OpenFL-x offers the possibility to experiment with basic federated bagging and the federated boosting method called AdaBoost.F developed by Polato et al. [1]. This work proposes two other federated versions of AdaBoost, namely DistBoost.F and PreWeak.F. However, AdaBoost.F has been selected as it provided the best experimental performances to the other two approaches.

Concisely, AdaBoost.F creates iteratively an AdaBoost model selecting the best-performing weak learner during each federated round. It goes like this:

  1. The aggregator receives the dataset size N from each collaborator and sends them an initial version of the weak hypothesis.
  2. The aggregator receives the weak hypothesis hi from each collaborator and broadcasts the entire hypothesis space to every collaborator.
  3. The errors ε committed by the global weak hypothesis on the local data are calculated by each client and sent to the aggregator.
  4. The aggregator exploits the error information to select the best weak hypothesis c, adds it to the global strong hypothesis and sends the calculated AdaBoost coefficient α to the collaborators

More details can be found in the original paper reported below.

[1] Polato, Mirko, Roberto Esposito, and Marco Aldinucci. "Boosting the federation: Cross-silo federated learning without gradient descent." 2022 International Joint Conference on Neural Networks (IJCNN).

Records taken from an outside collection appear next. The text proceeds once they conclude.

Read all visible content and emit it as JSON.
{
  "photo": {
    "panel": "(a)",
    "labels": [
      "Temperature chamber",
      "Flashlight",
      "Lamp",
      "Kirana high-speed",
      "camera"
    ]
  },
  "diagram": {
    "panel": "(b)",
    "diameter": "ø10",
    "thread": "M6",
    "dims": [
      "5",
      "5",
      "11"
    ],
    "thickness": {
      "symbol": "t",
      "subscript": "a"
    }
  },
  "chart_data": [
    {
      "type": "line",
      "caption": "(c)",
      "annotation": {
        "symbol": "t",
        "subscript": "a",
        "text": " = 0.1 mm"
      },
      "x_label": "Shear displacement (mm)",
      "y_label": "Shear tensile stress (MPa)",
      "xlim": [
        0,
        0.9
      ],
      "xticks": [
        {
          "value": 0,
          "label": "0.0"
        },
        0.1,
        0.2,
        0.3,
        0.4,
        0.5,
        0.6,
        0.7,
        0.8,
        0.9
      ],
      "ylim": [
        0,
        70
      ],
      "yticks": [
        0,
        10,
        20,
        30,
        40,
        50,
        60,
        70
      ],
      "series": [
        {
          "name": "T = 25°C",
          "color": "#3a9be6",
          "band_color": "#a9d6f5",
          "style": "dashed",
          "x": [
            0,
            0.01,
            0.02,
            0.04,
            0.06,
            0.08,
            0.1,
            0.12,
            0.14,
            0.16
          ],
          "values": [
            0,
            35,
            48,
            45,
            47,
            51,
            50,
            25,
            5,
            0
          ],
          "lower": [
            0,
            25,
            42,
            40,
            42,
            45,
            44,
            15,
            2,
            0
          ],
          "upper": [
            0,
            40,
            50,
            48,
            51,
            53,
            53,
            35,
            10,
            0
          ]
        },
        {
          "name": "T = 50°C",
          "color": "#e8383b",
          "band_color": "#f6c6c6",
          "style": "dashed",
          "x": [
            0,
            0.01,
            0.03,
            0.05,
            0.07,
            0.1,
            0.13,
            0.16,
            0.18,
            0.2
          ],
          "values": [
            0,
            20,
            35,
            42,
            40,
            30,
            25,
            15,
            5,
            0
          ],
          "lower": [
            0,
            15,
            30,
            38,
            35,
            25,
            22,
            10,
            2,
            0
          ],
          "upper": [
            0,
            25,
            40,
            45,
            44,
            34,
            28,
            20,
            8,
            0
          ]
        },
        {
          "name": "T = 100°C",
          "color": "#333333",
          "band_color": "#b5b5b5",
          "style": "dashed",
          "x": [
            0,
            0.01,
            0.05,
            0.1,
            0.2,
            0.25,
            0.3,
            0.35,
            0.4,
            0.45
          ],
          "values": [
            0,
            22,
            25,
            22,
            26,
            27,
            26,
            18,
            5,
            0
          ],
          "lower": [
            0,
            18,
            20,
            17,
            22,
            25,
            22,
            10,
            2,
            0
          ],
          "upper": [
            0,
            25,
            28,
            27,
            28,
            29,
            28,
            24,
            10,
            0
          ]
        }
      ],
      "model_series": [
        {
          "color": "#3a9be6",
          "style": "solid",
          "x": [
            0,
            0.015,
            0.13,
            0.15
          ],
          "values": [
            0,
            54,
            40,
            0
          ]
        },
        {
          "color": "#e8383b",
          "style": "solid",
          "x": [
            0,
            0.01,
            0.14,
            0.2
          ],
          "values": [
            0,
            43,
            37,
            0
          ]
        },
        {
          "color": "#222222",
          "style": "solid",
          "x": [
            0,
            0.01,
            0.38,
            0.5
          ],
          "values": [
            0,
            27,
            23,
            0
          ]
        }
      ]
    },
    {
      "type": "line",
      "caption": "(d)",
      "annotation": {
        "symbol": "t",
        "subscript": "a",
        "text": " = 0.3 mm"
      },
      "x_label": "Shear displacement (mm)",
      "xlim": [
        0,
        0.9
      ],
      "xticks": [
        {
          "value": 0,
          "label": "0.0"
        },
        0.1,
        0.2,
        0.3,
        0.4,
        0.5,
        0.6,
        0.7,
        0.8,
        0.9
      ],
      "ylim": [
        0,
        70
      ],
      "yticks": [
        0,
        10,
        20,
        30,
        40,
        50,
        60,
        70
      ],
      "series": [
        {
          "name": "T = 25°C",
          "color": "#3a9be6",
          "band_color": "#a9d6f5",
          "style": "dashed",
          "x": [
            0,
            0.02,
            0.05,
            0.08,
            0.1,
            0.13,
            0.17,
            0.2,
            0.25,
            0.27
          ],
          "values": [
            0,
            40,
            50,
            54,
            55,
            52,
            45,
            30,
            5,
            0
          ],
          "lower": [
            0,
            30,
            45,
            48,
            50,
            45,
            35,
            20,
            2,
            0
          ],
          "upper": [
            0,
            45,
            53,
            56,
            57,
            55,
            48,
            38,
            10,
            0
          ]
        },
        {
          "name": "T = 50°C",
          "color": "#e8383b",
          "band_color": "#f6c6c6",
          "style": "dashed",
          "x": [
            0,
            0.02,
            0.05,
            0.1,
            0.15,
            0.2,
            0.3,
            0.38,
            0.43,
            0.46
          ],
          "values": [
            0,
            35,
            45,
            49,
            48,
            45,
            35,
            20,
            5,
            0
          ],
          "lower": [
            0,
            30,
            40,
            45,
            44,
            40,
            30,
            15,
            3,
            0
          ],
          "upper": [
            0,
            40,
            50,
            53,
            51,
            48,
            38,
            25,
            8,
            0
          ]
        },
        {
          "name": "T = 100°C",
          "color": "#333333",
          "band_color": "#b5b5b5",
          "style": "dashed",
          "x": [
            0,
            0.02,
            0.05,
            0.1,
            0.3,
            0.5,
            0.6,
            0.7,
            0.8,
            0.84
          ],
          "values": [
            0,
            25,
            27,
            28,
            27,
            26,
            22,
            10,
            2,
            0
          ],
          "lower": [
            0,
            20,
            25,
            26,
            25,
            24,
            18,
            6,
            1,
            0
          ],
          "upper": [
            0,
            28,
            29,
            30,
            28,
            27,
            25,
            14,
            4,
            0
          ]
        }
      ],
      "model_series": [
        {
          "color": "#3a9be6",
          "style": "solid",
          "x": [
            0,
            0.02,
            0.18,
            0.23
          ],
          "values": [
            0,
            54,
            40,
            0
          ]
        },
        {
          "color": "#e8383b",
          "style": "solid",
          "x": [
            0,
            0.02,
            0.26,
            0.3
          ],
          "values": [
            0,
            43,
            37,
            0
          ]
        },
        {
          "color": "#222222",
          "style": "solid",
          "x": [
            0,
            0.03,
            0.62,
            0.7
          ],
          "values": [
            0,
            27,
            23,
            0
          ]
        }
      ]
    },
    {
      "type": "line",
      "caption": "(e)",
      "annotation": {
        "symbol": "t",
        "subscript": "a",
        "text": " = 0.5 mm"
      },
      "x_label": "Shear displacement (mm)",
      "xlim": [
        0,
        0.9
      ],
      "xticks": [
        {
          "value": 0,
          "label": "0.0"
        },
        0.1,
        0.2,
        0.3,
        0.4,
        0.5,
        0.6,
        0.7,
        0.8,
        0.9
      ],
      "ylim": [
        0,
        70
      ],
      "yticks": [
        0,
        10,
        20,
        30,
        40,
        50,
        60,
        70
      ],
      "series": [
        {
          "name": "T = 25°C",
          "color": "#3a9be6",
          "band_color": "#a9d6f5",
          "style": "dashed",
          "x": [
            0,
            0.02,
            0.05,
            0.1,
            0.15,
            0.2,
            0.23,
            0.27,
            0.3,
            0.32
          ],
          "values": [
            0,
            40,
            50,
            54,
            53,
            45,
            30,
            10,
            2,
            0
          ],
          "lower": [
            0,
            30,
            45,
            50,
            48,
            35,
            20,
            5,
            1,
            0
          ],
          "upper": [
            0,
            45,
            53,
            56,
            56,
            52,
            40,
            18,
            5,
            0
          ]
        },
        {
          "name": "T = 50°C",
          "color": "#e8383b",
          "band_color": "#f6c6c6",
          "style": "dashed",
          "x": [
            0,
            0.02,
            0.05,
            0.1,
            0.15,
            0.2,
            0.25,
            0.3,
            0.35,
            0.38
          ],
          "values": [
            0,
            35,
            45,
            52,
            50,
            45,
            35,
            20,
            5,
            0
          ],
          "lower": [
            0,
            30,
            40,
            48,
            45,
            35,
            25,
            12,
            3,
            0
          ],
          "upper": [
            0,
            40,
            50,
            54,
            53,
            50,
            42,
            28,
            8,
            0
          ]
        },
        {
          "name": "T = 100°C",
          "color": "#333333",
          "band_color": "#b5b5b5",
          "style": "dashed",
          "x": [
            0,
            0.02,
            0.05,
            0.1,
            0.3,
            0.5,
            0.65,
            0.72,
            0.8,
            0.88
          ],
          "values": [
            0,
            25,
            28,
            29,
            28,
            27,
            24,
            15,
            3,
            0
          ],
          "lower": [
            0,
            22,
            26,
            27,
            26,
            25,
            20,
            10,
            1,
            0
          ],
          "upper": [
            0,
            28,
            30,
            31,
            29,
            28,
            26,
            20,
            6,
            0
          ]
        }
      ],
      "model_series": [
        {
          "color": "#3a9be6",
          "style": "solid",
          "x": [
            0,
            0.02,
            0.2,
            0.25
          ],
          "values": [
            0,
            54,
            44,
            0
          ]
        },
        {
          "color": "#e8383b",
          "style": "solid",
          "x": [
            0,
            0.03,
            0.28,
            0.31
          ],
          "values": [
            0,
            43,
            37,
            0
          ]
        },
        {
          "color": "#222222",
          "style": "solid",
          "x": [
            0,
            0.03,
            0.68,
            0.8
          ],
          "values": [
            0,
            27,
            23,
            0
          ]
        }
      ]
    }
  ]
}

IEEE, 2022.

Performance optimisations

Together with the new aggregation algorithm made available, OpenFL-x also introduces many other little optimisations to the original OpenFL coda, all aiming to reduce the execution time and improve the computational performance of the code:

  1. we empirically optimised the buffer sizes used by gRPC to accommodate larger models and avoid resizing operations (∼1.5% execution time improvement over the base implementation);
  2. we employed the Cloudpickle serialisation framework over other options available (like dill and pickle) (∼2.6% execution time improvement over the base implementation);
  3. we modified the TensorDB to store only the essential information of the last two federation rounds (∼14.4% execution time improvement over the base implementation);
  4. we have lowered the few sleeps present in the code from 10 seconds to 0.01 seconds, which according to our experimentation on cluster systems, is the lowest value still yielding improvement (∼48.2% execution time improvement over the base implementation).

These minor optimisations achieved an overall 5.46x speedup over the base software performance. This performance improvement makes the execution of OpenFL-x and the choice of lightweight weak learners possible on a wide range of computing platforms, even low-power ones.

Publication

Gianluca Mittone, Walter Riviera, Iacopo Colonnelli, Robert Birke, and Marco Aldinucci. “Model-Agnostic Federated Learning.” In: Euro-Par 2023: Parallel Processing - 29th International Conference on Parallel and Distributed Computing, Limassol, Cyprus, August 28 - September 1, 2023, Proceedings. Ed. by José Cano, Mar- ios D. Dikaiakos, George A. Papadopoulos, Miquel Pericàs, and Rizos Sakellariou. Vol. 14100. Lecture Notes in Computer Science. Limassol, Cyprus: Springer, Sept. 2023, pp. 383–396. doi: 10.1007/978-3-031-39698-4_26. url: https: //doi.org/10.1007/978-3-031-39698-4%5C_26

A pre-print version of this software's paper is available on arXiv.